Why are there 40 contenders for each parliamentary seat?

This registration is unprecedented, especially at a time when educational and scientific requirements for parliamentary and Assembly of Experts elections put a cap on the number of contenders.

After registration of candidates for the upcoming parliamentary and Assembly of Experts elections came to a close, Interior Minister Abdolreza Rahmani Fazli said the number of hopefuls seeking to run for parliament is up 65 percent, while the ranks of those seeking a seat in the Assembly of Experts show a 62 percent growth.

That is how managing editor of Javanonline.ir Abdollah Ganji opens a piece in answering the question posed in the headline of this story. The following is the translation of the rest of his article which appeared online on December 26:

This registration is unprecedented, especially at a time when educational and scientific requirements for parliamentary and Assembly of Experts elections put a cap on the number of contenders.

Political reasons are not the only reason contributing to the outstanding hike in the number of candidates. Naturally, different political reasons play an important role in this, but they are not the only factor.

The reasons behind the spike in the number of individuals fielding their candidacy for the Assembly of Experts elections are a little bit different and cannot be expounded on in this article. Political motives which have become a factor for the first time, and the rise in the number of Mujtahids [people capable of independent reasoning] and seminaries are the main contributor to the increase in the number of Assembly of Experts candidates.

The following political and non-political factors seem to be the reasons behind the quantitative growth of parliamentary hopefuls:

1. The volume of registrations is indicative of the growth and development of the middle class in Iran. There is undoubtedly a meaningful relationship between the vast number of parliamentary candidates and the growth of the middle class. For example, the hopefuls need to have at least a master’s degree and the great volume of the registrations shows the level of higher education in the country which is one of the characteristics of the middle class.

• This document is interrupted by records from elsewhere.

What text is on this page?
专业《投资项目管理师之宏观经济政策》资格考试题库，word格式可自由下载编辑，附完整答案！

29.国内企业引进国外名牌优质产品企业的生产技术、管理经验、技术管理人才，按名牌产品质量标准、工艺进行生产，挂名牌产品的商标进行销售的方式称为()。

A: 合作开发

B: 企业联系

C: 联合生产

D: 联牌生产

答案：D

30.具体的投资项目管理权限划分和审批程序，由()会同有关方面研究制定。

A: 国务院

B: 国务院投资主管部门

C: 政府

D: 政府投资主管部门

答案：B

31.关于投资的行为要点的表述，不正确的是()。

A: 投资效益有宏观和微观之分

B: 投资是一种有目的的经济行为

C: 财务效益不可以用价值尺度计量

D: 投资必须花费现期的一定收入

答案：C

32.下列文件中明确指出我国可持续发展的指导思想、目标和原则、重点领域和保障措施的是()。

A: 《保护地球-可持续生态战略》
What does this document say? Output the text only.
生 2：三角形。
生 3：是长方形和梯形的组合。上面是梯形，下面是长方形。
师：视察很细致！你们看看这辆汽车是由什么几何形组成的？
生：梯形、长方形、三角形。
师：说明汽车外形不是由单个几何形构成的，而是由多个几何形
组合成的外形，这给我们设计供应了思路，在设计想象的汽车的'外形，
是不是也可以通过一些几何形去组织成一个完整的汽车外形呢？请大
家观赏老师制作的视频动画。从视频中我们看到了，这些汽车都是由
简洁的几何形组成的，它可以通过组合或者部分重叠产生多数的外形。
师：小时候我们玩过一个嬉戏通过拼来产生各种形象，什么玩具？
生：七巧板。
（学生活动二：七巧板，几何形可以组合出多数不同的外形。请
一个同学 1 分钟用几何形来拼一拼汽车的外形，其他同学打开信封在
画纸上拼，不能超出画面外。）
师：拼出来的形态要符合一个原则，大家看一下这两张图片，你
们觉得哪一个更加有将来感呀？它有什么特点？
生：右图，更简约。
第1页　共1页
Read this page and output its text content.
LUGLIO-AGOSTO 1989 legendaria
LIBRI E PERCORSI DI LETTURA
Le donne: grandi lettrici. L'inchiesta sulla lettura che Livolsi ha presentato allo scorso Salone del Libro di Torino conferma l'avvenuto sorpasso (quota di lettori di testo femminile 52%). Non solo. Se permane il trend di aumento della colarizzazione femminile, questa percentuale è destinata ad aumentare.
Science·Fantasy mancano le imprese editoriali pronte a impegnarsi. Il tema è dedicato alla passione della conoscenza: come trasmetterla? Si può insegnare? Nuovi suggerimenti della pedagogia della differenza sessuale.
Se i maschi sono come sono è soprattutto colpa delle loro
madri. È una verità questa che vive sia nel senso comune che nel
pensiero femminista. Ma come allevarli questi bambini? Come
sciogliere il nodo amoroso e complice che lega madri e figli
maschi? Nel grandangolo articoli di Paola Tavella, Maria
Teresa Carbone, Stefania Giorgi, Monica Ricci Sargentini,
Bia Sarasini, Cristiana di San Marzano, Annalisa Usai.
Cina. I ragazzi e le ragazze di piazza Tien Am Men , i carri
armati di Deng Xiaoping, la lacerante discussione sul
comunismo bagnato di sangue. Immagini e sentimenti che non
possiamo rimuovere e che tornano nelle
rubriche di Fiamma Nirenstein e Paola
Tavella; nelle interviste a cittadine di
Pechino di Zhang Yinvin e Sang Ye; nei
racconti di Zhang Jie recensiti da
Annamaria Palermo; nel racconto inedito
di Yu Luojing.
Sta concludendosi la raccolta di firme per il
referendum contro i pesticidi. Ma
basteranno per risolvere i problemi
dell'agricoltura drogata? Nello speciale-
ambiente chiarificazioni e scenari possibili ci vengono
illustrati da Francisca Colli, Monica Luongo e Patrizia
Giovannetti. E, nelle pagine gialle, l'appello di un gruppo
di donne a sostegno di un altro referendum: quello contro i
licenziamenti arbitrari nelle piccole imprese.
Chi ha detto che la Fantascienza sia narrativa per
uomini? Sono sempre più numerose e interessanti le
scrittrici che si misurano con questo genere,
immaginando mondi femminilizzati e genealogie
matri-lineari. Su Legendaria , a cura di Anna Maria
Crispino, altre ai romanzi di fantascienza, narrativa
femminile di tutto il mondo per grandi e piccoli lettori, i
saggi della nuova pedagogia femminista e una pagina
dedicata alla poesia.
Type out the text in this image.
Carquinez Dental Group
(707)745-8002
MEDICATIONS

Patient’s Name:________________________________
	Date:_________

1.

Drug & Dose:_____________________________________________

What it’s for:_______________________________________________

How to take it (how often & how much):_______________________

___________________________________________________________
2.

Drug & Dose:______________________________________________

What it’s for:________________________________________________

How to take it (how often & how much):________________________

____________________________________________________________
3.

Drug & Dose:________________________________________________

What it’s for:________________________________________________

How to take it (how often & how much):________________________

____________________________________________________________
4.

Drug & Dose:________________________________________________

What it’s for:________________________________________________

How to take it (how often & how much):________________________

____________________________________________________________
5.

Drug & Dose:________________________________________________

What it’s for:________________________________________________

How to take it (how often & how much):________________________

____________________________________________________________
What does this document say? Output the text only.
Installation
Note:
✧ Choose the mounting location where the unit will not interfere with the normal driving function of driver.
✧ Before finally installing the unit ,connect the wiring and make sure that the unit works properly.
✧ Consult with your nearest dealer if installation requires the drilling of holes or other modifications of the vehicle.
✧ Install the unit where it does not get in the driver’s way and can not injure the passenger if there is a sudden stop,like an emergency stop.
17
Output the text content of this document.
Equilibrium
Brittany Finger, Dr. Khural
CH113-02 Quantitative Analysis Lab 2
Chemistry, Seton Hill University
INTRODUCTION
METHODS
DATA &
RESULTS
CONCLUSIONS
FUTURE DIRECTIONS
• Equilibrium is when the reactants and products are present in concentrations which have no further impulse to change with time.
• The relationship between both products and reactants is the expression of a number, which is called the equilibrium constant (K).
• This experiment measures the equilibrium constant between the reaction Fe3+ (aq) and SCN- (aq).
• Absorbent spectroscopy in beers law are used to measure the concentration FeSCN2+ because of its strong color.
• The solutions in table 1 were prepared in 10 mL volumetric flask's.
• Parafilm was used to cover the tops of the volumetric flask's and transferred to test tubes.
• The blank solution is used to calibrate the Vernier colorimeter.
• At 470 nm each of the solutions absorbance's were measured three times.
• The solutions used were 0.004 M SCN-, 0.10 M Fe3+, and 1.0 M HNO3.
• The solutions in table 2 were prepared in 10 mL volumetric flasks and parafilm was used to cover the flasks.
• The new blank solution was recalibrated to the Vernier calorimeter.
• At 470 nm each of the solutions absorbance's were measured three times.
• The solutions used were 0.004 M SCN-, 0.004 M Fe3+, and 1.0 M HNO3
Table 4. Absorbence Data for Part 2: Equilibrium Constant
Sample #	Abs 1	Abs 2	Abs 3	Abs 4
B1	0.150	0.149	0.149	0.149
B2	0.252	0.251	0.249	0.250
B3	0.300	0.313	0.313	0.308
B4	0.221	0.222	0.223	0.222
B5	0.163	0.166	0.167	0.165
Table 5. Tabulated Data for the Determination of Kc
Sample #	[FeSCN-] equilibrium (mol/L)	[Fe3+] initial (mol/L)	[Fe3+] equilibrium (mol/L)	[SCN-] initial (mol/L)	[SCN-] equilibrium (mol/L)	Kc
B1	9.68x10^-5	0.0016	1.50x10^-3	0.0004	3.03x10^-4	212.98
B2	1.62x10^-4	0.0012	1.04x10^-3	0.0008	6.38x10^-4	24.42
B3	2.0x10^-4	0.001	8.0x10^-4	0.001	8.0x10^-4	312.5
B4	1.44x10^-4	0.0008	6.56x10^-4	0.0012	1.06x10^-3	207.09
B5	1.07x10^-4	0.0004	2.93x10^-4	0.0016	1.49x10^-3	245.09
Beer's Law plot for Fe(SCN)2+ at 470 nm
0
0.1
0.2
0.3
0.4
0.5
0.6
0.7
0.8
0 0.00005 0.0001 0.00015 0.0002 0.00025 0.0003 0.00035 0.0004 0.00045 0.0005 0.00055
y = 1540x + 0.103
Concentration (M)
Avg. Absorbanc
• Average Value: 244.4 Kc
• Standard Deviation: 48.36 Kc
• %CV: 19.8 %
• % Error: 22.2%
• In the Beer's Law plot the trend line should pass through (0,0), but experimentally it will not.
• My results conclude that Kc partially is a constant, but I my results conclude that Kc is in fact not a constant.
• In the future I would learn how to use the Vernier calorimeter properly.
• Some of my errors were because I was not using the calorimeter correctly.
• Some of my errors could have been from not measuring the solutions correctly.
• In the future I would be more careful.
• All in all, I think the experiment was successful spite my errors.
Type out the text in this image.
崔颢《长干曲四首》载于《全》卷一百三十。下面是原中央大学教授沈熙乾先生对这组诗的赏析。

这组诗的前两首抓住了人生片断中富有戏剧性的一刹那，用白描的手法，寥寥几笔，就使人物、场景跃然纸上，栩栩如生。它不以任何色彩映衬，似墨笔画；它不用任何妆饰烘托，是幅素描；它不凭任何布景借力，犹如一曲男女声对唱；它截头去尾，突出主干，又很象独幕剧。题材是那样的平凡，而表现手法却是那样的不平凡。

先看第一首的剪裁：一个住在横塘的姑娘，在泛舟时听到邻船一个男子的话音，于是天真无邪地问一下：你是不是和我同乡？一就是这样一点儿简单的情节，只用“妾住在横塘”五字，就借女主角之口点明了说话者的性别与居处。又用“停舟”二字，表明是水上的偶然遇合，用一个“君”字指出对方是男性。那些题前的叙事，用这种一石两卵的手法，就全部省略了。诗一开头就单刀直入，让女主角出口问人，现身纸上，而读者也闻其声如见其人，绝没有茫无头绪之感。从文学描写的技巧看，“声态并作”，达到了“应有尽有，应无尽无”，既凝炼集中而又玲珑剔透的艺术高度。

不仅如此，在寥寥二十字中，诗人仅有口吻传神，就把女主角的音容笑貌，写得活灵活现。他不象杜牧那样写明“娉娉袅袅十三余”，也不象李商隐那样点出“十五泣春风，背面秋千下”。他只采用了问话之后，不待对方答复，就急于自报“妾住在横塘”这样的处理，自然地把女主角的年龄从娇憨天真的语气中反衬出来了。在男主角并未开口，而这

2. With the elites making the rounds in different political periods, human development has gained traction and resulted in both experimental and scientific training of individuals. With their experimental and managerial experience, these people now have high levels of self-confidence and believe they can solve the country’s problems, legislative ones in particular.  That is why they have today thrown their hats in the ring.

3. The effectiveness of religious democracy is another motivational factor behind the candidacy of so many individuals. Indubitably, if the elites believed that parliament lacked real authority to make decisions, they would not enter the race because wading into an area which is ineffective  in nature runs counter to the principle of rationality. Hence, the effectiveness of parliament in the country’s political, social and economic equations is a significant factor in encouraging the hopefuls to register.

4. The fact that rivalry and competition are tough has brought all high- and mid-ranking members of different groupings into the race. In fact, the registration frenzy in one camp has resulted in the rush to registration in another.  In the parliamentary elections, registration is a competition in its own right ahead of the main competition in the balloting stations.

5. The fact that tickets have not been finalized and individuals remain hopeful to be placed on major tickets is another factor. Divisions in different groupings mean those who need to be screened are far from certain of being placed on tickets. So many jump in the race; it is more of a shot in the dark. As a result, many of those who fail to make the list of major parties, especially in big cities, are likely to withdraw from the race.

6. The factional breakdown of those who have signed up is not out yet. But some groups that vacillate on loyalty to the establishment believe a high level of registration would naturally increase the number of disqualified candidates. Consequently this can cause a human rights issue for the establishment and cast doubts on the democratic nature of the vote. When each faction’s share of candidates becomes known, judgment will be easier in this regard. The registration of people like Tabarzadi and Sholeh Saadi, etc.  reinforces this theory.

7. Some reformist leaders believe that candidates should enter the competition in layers (in force) so that even if a large number of hopefuls are declared disqualified, enough people remain in the race. This strategy can be implemented at the registration stage. The number of principlists in the constituencies is no fewer than the reformists though, their motive does not center on so-called layer unity. There are other regretful issues at play.

8. Motives such as finding an identity, upgrading one’s social dignity, psychological issues, as well as thirst for power have all played a role in the increase in the number of those who have registered. Of course, these motives cannot be attributed to renowned figures. They mostly apply to unknown or less-known individuals.

The Western media’s attitude toward groupings or candidates can be an index for better judgment of what was explained in items 6 and 7 above. BBC Persian has already launched an attack on Ayatollah Jannati and Mohammad Yazdi, and has started supporting reformists. To make a more definitive judgment more time is needed.